Note the signs and symptoms of pain with respect to your sitting posture, the continuous number of hours sitting, and identify the type of furniture which may induce pain. Also note, the kind of furniture that helps relax the spine.
This”self analysis” helps in the identification of aggravating factors and positions. These are crucial in order to prevent the development of chronic pain.
Having a thorough understanding of body awarenes saids in identification of the appropriate relaxed position of sitting, and can vary between individuals. This can be achieved by practicing mental imagery, engaging in yoga/Pilates or even seeking an expert opinion of a musculoskeletal physiotherapist. The physiotherapist can assist in prescribing effective positions based upon the thorough assessment and examination.
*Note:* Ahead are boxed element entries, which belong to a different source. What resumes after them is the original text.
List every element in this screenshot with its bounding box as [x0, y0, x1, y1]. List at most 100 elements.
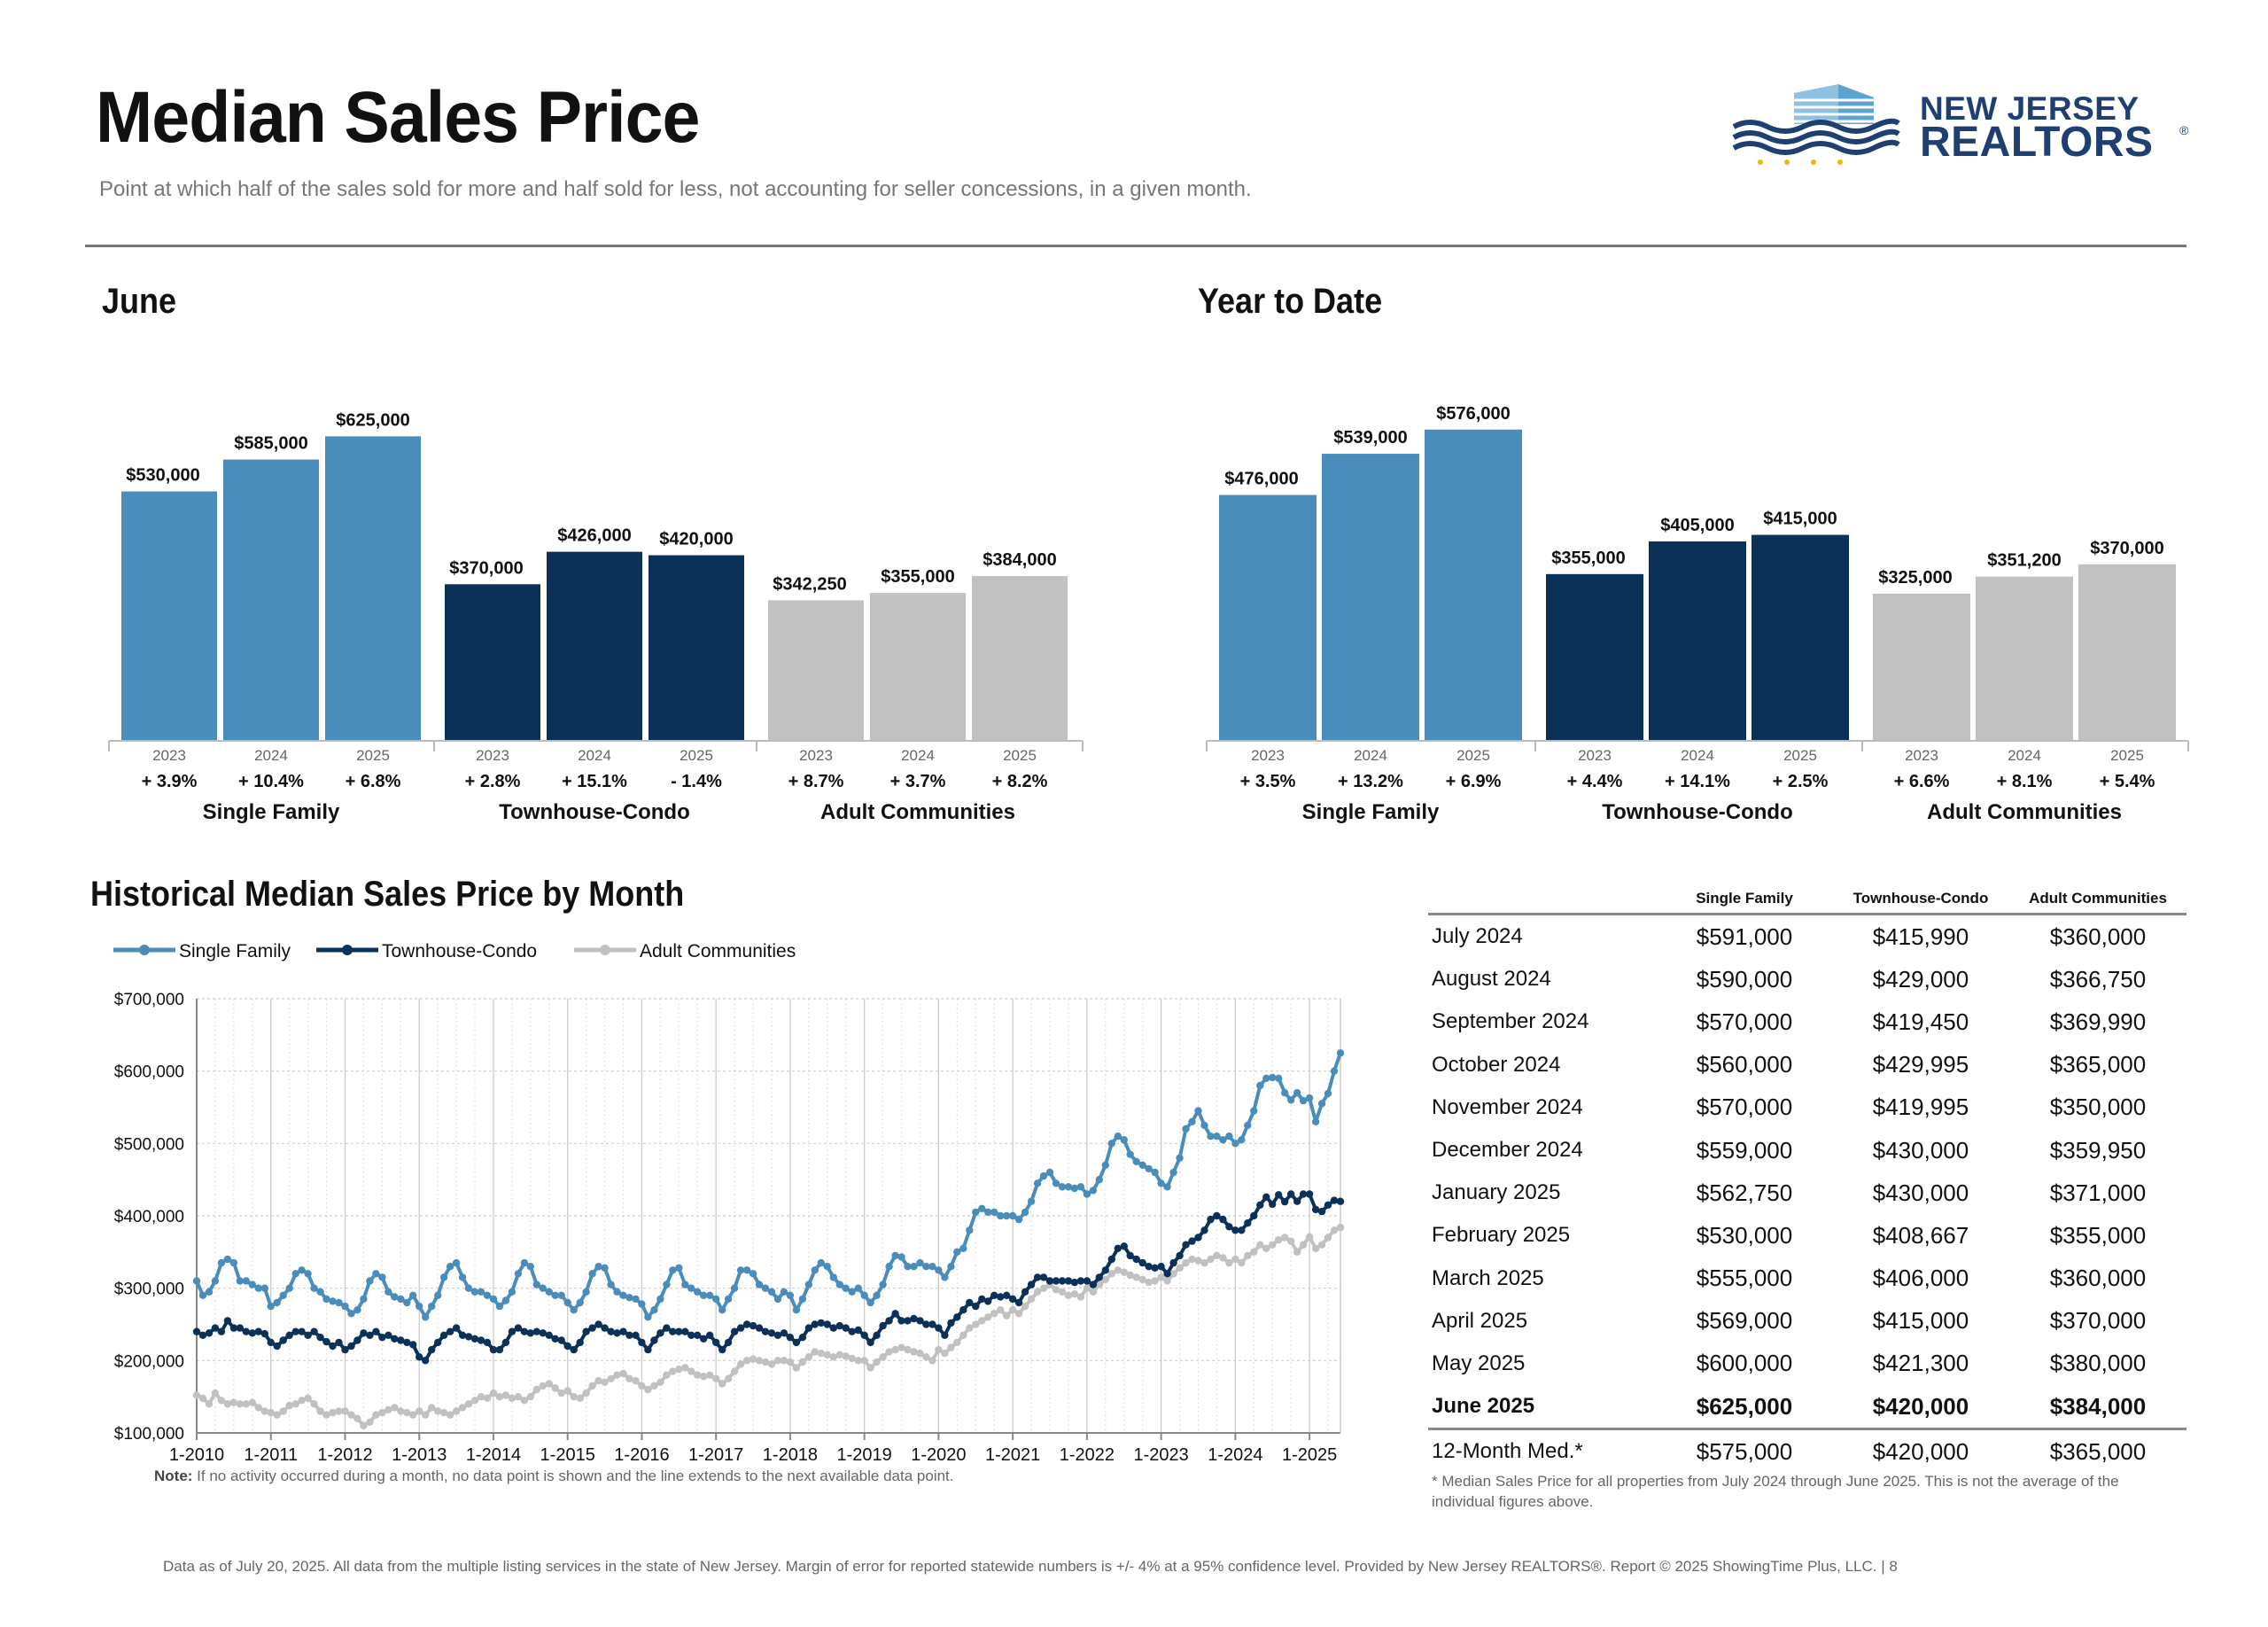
- series-point-townhouse-condo: [879, 1321, 887, 1330]
- ytd-bar-townhouse-condo-2023: [1546, 573, 1643, 741]
- series-point-townhouse-condo: [1182, 1241, 1190, 1249]
- legend-marker-townhouse-condo: [342, 945, 353, 955]
- series-point-townhouse-condo: [223, 1317, 232, 1325]
- series-point-adult-communities: [446, 1411, 454, 1419]
- series-point-townhouse-condo: [736, 1324, 745, 1332]
- series-point-townhouse-condo: [360, 1329, 368, 1337]
- series-point-adult-communities: [1324, 1234, 1332, 1242]
- series-point-adult-communities: [192, 1391, 201, 1399]
- series-point-adult-communities: [687, 1367, 695, 1375]
- series-point-adult-communities: [953, 1338, 961, 1347]
- x-tick-label: 1-2021: [985, 1445, 1040, 1465]
- series-point-townhouse-condo: [1231, 1226, 1239, 1234]
- series-point-single-family: [1287, 1096, 1295, 1104]
- series-point-adult-communities: [1070, 1290, 1079, 1298]
- series-point-adult-communities: [316, 1407, 324, 1415]
- june-year-label: 2025: [1003, 747, 1037, 764]
- series-point-adult-communities: [310, 1400, 318, 1408]
- series-point-adult-communities: [904, 1345, 912, 1354]
- series-point-adult-communities: [1052, 1286, 1060, 1294]
- series-point-adult-communities: [260, 1407, 268, 1415]
- series-point-single-family: [1126, 1150, 1134, 1158]
- series-point-single-family: [700, 1291, 708, 1299]
- series-point-single-family: [329, 1297, 337, 1305]
- series-point-adult-communities: [1213, 1251, 1221, 1260]
- series-point-townhouse-condo: [681, 1327, 689, 1335]
- series-point-townhouse-condo: [316, 1334, 324, 1342]
- series-point-townhouse-condo: [990, 1291, 998, 1299]
- history-header-townhouse-condo: Townhouse-Condo: [1832, 886, 2009, 915]
- series-point-adult-communities: [879, 1353, 887, 1361]
- header-divider: [85, 245, 2186, 247]
- series-point-single-family: [625, 1294, 633, 1302]
- series-point-single-family: [310, 1284, 318, 1292]
- series-point-adult-communities: [736, 1360, 745, 1368]
- series-point-townhouse-condo: [1330, 1196, 1339, 1204]
- series-point-adult-communities: [514, 1393, 523, 1401]
- june-change-label: + 8.7%: [788, 772, 844, 791]
- series-point-single-family: [706, 1291, 714, 1299]
- series-point-single-family: [1336, 1049, 1345, 1057]
- series-point-adult-communities: [910, 1348, 918, 1356]
- series-point-adult-communities: [1250, 1248, 1258, 1256]
- series-point-single-family: [557, 1291, 565, 1299]
- series-point-single-family: [248, 1281, 256, 1288]
- series-point-single-family: [291, 1270, 299, 1278]
- history-table-row: February 2025 $530,000 $408,667 $355,000: [1428, 1214, 2186, 1257]
- series-point-single-family: [452, 1258, 461, 1267]
- june-bar-single-family-2024: [223, 459, 319, 741]
- series-point-single-family: [804, 1281, 813, 1288]
- townhouse-condo-cell: $406,000: [1872, 1265, 1969, 1292]
- series-point-single-family: [1269, 1073, 1277, 1082]
- series-point-adult-communities: [1219, 1254, 1227, 1262]
- series-point-townhouse-condo: [638, 1338, 646, 1347]
- series-point-adult-communities: [223, 1400, 232, 1408]
- june-change-label: + 8.2%: [992, 772, 1048, 791]
- series-point-townhouse-condo: [706, 1331, 714, 1339]
- townhouse-condo-cell: $429,000: [1872, 965, 1969, 993]
- ytd-year-label: 2023: [1578, 747, 1612, 764]
- x-tick-label: 1-2014: [466, 1445, 521, 1465]
- series-point-townhouse-condo: [984, 1297, 992, 1305]
- series-point-single-family: [242, 1277, 250, 1285]
- series-point-townhouse-condo: [594, 1320, 602, 1328]
- page-subtitle: Point at which half of the sales sold fo…: [99, 177, 1252, 201]
- townhouse-condo-cell: $415,990: [1872, 922, 1969, 950]
- series-point-single-family: [1238, 1136, 1246, 1144]
- x-tick-label: 1-2013: [392, 1445, 447, 1465]
- series-point-townhouse-condo: [372, 1327, 380, 1335]
- townhouse-condo-cell: $430,000: [1872, 1136, 1969, 1164]
- series-point-single-family: [483, 1291, 492, 1299]
- series-point-adult-communities: [972, 1320, 980, 1328]
- series-point-adult-communities: [1132, 1273, 1140, 1281]
- series-point-adult-communities: [229, 1398, 238, 1406]
- series-point-adult-communities: [897, 1343, 905, 1351]
- x-tick-label: 1-2018: [763, 1445, 818, 1465]
- series-point-single-family: [594, 1263, 602, 1271]
- series-point-single-family: [464, 1284, 473, 1292]
- series-point-adult-communities: [798, 1358, 807, 1366]
- series-point-adult-communities: [1107, 1270, 1116, 1278]
- series-point-townhouse-condo: [477, 1336, 485, 1344]
- series-point-single-family: [341, 1302, 349, 1311]
- series-point-townhouse-condo: [978, 1295, 986, 1304]
- series-point-adult-communities: [730, 1367, 739, 1375]
- ytd-year-label: 2025: [1783, 747, 1817, 764]
- june-section-title: June: [102, 282, 177, 321]
- ytd-value-label: $539,000: [1333, 428, 1407, 448]
- series-point-townhouse-condo: [464, 1333, 473, 1341]
- series-point-townhouse-condo: [304, 1331, 312, 1339]
- adult-communities-cell: $369,990: [2049, 1008, 2147, 1035]
- single-family-cell: $560,000: [1696, 1051, 1793, 1078]
- series-point-townhouse-condo: [1207, 1215, 1215, 1224]
- series-point-townhouse-condo: [1014, 1298, 1023, 1307]
- series-point-adult-communities: [848, 1354, 856, 1363]
- series-point-adult-communities: [1101, 1275, 1110, 1284]
- series-point-adult-communities: [489, 1389, 498, 1397]
- series-point-adult-communities: [458, 1404, 467, 1412]
- series-point-townhouse-condo: [1145, 1263, 1153, 1271]
- series-point-single-family: [1275, 1074, 1283, 1082]
- series-point-adult-communities: [780, 1357, 788, 1365]
- series-point-single-family: [972, 1208, 980, 1217]
- series-point-single-family: [749, 1270, 757, 1278]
It is extremely difficult for the human body to maintain one particular position for a prolonged period of time. As muscle fatigue sets in it is a natural phenomenon for the body to sag into poor posture. To counteract this phenomenon, it is strongly recommended to get up and move around and take frequent breaks during the day to stretch and move your limbs.
Use ergonomic friendly furniture and props which are recommended based upon the anthropometric measurement of each individual.
Also continue to maintain correct mechanics of the body while in motion. The improved motor control pattern translates into achieving an optimal static posture while sitting.
Engaging in physical exercises helps to maintain good strength and stability of the muscles, which translates into improved sitting postures.
Avoid restricting body postures due to the fear of pain. It is important for muscles to be relaxed and any clenching or tightening of the muscles, or adopting of stiff posture results, in the reduced muscle function.
The human body is structurally designed to move therefore avoidance of movement due to fear of pain provocation is detrimental and adds to the discomfort and pain, thus creating a vicious cycle.